CHILD ABUSE AND NEGLECT
Definitions
Child abuse and neglect affects children across all socio-economic groups, ethnicities, and cultures.
Physical Abuse: Nonaccidental physical injury caused by a parent, caregiver, or responsible individual.
50-75% of cases exhibit orofacial trauma.
Battered child syndrome: Injuries do not match the explanation given.
Common injuries include bruises, welts, fractures, burns, and lacerations.
Sexual Abuse: Any sexual behavior or activity with a minor by an adult for the adult's sexual pleasure.
Oral findings include trauma to the oral cavity or sexually transmitted diseases in the oral cavity.
Neglect: Failure to provide basic needs for proper development, causing pain or suffering.
Can be physical, medical, educational, or emotional.
Additional Definitions
Emotional or Psychological Abuse: A behavior pattern that hinders a child’s development and self-esteem through constant criticism or lack of love and guidance.
Medical Child Abuse: Perpetrator fabricates/exaggerates signs or symptoms of illnesses in a child, leading to unnecessary and harmful tests or treatments. The medical community may unknowingly participate in this abuse.
Overview of Child Abuse in the United States
Abuse occurs across ages, races, genders, and socioeconomic levels.
In 2012, Child Protective Services received 3.4 million referrals involving 6.3 million children:
78% for child neglect
18% physical abuse
10% sexual abuse
Most cases occur within families; factors include:
Economic pressure
Violent adult relationships
Substance abuse
Illness
Suspicious scenarios should be scrutinized.
Physical Indicators of Abuse
Unexplained injuries: bruises, fractures, burns, lacerations, and abrasions.
Normal injuries (bruises on shins and foreheads) vs. abnormal injuries (neck, upper arms, abdomen).
Bruising in infants not walking raises questions.
Unusual bruising patterns (shapes of objects) and various healing stages may indicate abuse.
Mouth injuries inconsistent with explanations and fractures at growth centers are also warning signs.
Other signs: cigarette burns, untreated injuries, poor hygiene, distended abdomen.
Behavioral Indicators of Abuse
Withdrawal, depression, and poor school performance.
Clinginess or social distance in children.
Fear of home or parents; may avoid eye contact.
Reports of caregiver-inflicted injury must be taken seriously.
Red flags in caregivers include indifference to the child’s injury or over-concern.
Changing narratives by parents can indicate deception.
History-Taking (for suspected abuse)
Complete medical and dental history gathering.
Details on trauma should be collected privately and thoroughly.
Use open-ended questions (who, what, when, where, why, how).
Parents altering their stories may signal issues.
Focus on documenting observations rather than investigating.
Physical Examination
Evaluate the head, neck, and skin carefully, considering the child’s age and development level.
Look for signs: long sleeves in summer, hair pulling (alopecia), unequal pupils, nasal fractures, bruising behind ears.
Traumatic injuries may manifest as labial/lingual frenum tears, malocclusion, and fresh oral trauma.
Note painful reactions when moving the child and document adult bite marks (3 cm. distance).
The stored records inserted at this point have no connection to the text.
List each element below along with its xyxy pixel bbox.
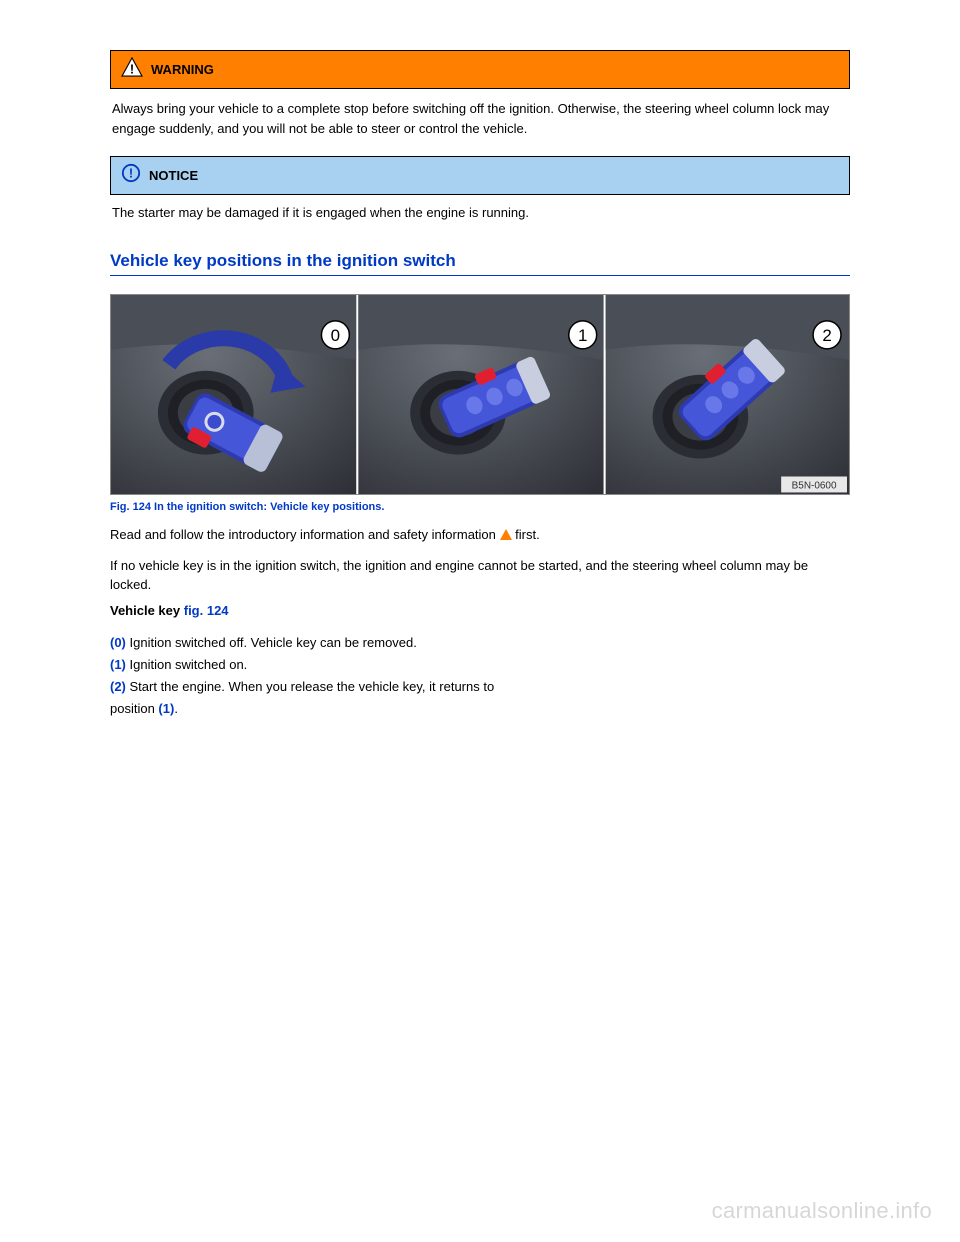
svg-text:!: ! bbox=[130, 61, 134, 76]
notice-icon: ! bbox=[121, 163, 149, 188]
position-tail: position (1). bbox=[110, 698, 850, 720]
warning-box: ! WARNING bbox=[110, 50, 850, 89]
warning-text: Always bring your vehicle to a complete … bbox=[110, 99, 850, 138]
fig-ref: fig. 124 bbox=[184, 603, 229, 618]
position-0: (0) Ignition switched off. Vehicle key c… bbox=[110, 632, 850, 654]
notice-label: NOTICE bbox=[149, 168, 198, 183]
vk-header-pre: Vehicle key bbox=[110, 603, 184, 618]
notice-box: ! NOTICE bbox=[110, 156, 850, 195]
notice-text: The starter may be damaged if it is enga… bbox=[110, 203, 850, 223]
position-text-1: Ignition switched on. bbox=[126, 657, 247, 672]
no-key-text: If no vehicle key is in the ignition swi… bbox=[110, 556, 850, 595]
read-first-line: Read and follow the introductory informa… bbox=[110, 527, 850, 542]
panel-label-2: 2 bbox=[822, 325, 831, 344]
figure-code: B5N-0600 bbox=[792, 480, 837, 491]
position-1: (1) Ignition switched on. bbox=[110, 654, 850, 676]
figure-image: 0 1 bbox=[110, 294, 850, 495]
watermark: carmanualsonline.info bbox=[712, 1198, 932, 1224]
position-num-2: (2) bbox=[110, 679, 126, 694]
warning-triangle-icon bbox=[500, 527, 516, 542]
vehicle-key-header: Vehicle key fig. 124 bbox=[110, 603, 850, 618]
section-heading: Vehicle key positions in the ignition sw… bbox=[110, 251, 850, 276]
warning-icon: ! bbox=[121, 57, 151, 82]
position-num-1: (1) bbox=[110, 657, 126, 672]
positions-list: (0) Ignition switched off. Vehicle key c… bbox=[110, 632, 850, 720]
position-text-2: Start the engine. When you release the v… bbox=[126, 679, 494, 694]
read-first-suffix: first. bbox=[515, 527, 540, 542]
panel-label-0: 0 bbox=[331, 325, 340, 344]
position-num-0: (0) bbox=[110, 635, 126, 650]
position-text-0: Ignition switched off. Vehicle key can b… bbox=[126, 635, 417, 650]
svg-text:!: ! bbox=[129, 166, 133, 181]
read-first-prefix: Read and follow the introductory informa… bbox=[110, 527, 500, 542]
warning-label: WARNING bbox=[151, 62, 214, 77]
position-tail-suffix: . bbox=[174, 701, 178, 716]
position-tail-num: (1) bbox=[158, 701, 174, 716]
position-tail-text: position bbox=[110, 701, 158, 716]
position-2: (2) Start the engine. When you release t… bbox=[110, 676, 850, 698]
panel-label-1: 1 bbox=[578, 325, 587, 344]
figure-caption: Fig. 124 In the ignition switch: Vehicle… bbox=[110, 501, 850, 513]
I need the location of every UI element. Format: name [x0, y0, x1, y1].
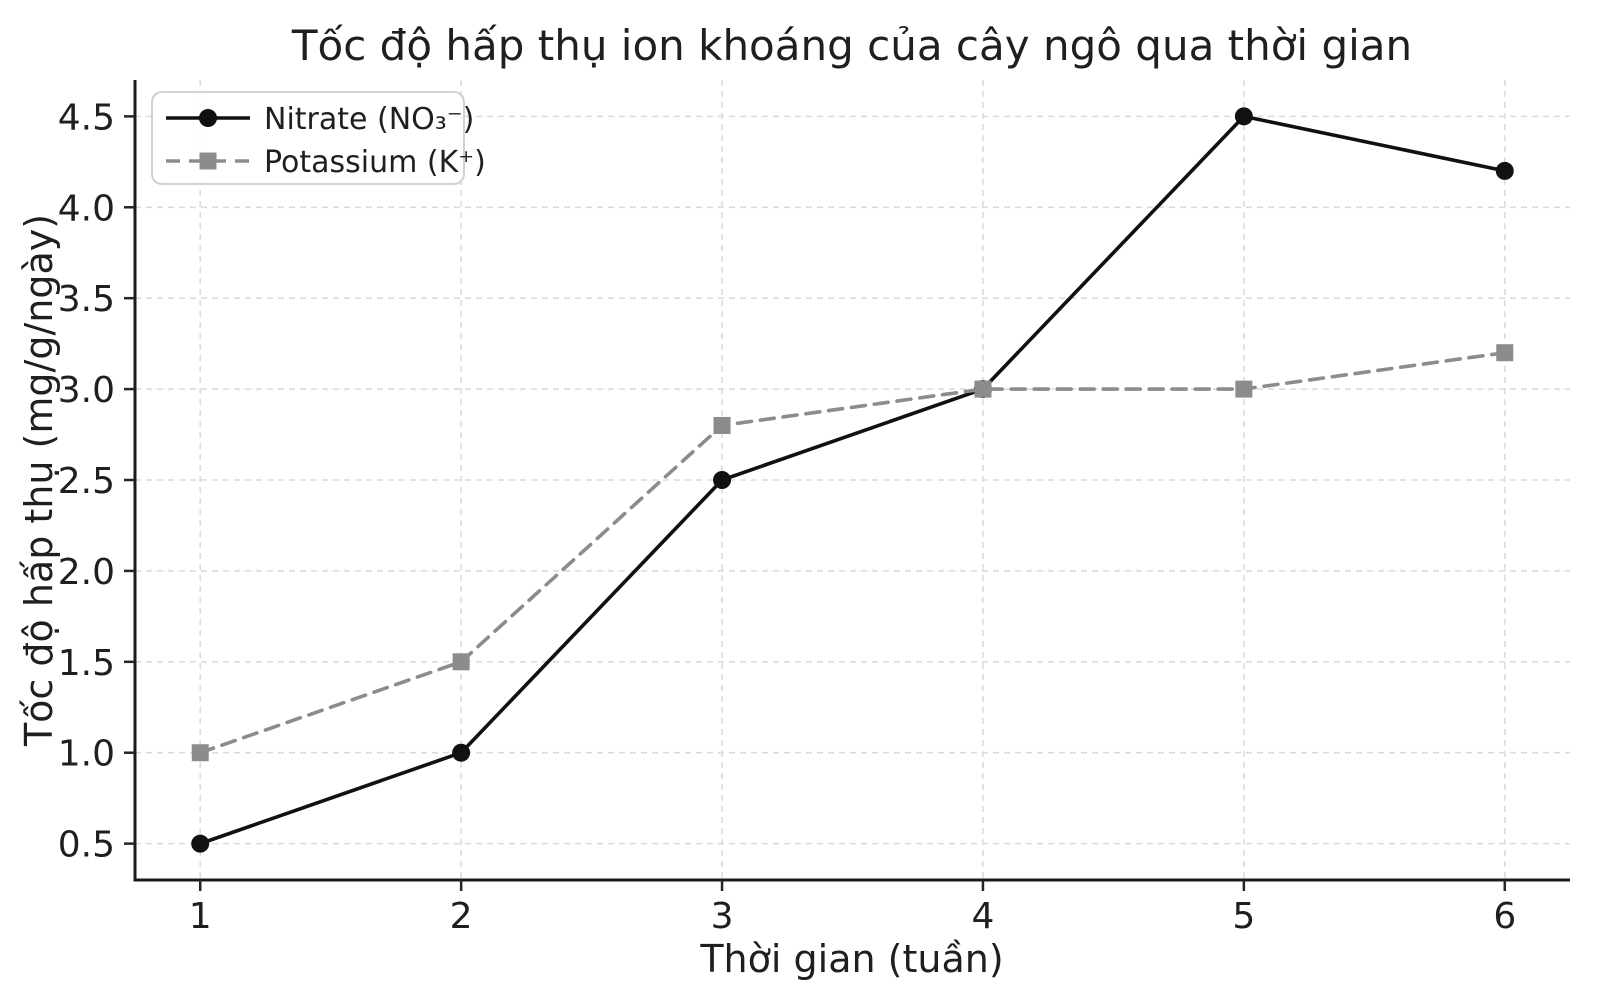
x-tick-label: 3	[711, 896, 734, 937]
data-point-circle	[1495, 161, 1514, 180]
data-point-square	[974, 380, 992, 398]
y-tick-label: 1.5	[58, 643, 115, 684]
y-tick-label: 0.5	[58, 825, 115, 866]
grid-layer	[135, 80, 1570, 880]
x-axis-label: Thời gian (tuần)	[699, 937, 1003, 981]
data-point-square	[191, 744, 209, 762]
data-point-square	[1235, 380, 1253, 398]
series-line-circle	[198, 114, 1507, 846]
data-point-circle	[191, 834, 210, 853]
series-line-square	[198, 350, 1507, 755]
y-tick-label: 3.5	[58, 279, 115, 320]
y-tick-label: 2.5	[58, 461, 115, 502]
data-point-circle	[452, 743, 471, 762]
x-tick-label: 1	[189, 896, 212, 937]
legend-box	[151, 91, 465, 185]
data-point-square	[1496, 344, 1514, 362]
data-point-square	[713, 416, 731, 434]
y-tick-label: 3.0	[58, 370, 115, 411]
legend-marker-circle	[199, 109, 217, 127]
legend-layer: Nitrate (NO₃⁻) Potassium (K⁺)	[151, 91, 486, 185]
legend-label: Nitrate (NO₃⁻)	[264, 102, 474, 137]
y-tick-label: 4.5	[58, 97, 115, 138]
x-tick-label: 2	[450, 896, 473, 937]
axes-layer: 1 2 3 4 5 6 0.5 1.0 1.5 2.0 2.5 3.0 3.5 4.0 4.5	[58, 80, 1570, 937]
y-tick-label: 1.0	[58, 734, 115, 775]
data-point-square	[452, 653, 470, 671]
x-tick-label: 4	[972, 896, 995, 937]
y-tick-label: 2.0	[58, 552, 115, 593]
x-tick-label: 5	[1232, 896, 1255, 937]
y-tick-label: 4.0	[58, 188, 115, 229]
x-tick-label: 6	[1493, 896, 1516, 937]
data-point-circle	[713, 471, 732, 489]
series-layer	[191, 107, 1514, 853]
chart-title: Tốc độ hấp thụ ion khoáng của cây ngô qu…	[291, 21, 1412, 70]
legend-label: Potassium (K⁺)	[264, 145, 486, 180]
legend-marker-square	[199, 152, 217, 170]
data-point-circle	[1234, 107, 1253, 126]
y-axis-label: Tốc độ hấp thụ (mg/g/ngày)	[17, 214, 61, 747]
Take photographs with an ID tag and scale marker for evidence.
Management of Suspected Cases
Provide appropriate treatment for injuries/dental neglect and refer to specialists as needed.
Document observations meticulously, including statements, timelines, and injury descriptions with visual evidence.
Report suspicions to law enforcement and child protection services, regardless of further referrals.
Child abuse remains underreported due to healthcare provider concerns, beliefs, attitudes, and training inadequacies.
Dentists, physicians, teachers, and clergy are mandated reporters; some states also require hygienists to report.
Parental Concerns
Consult with parents respectfully about concerns regarding potential abuse.
Avoid accusations; emphasize the child's health and welfare.
In cases of obvious injury/abuse, contact law enforcement/CPS for protective custody.
Note that there is no legal obligation to inform parents of abuse suspicions or reports.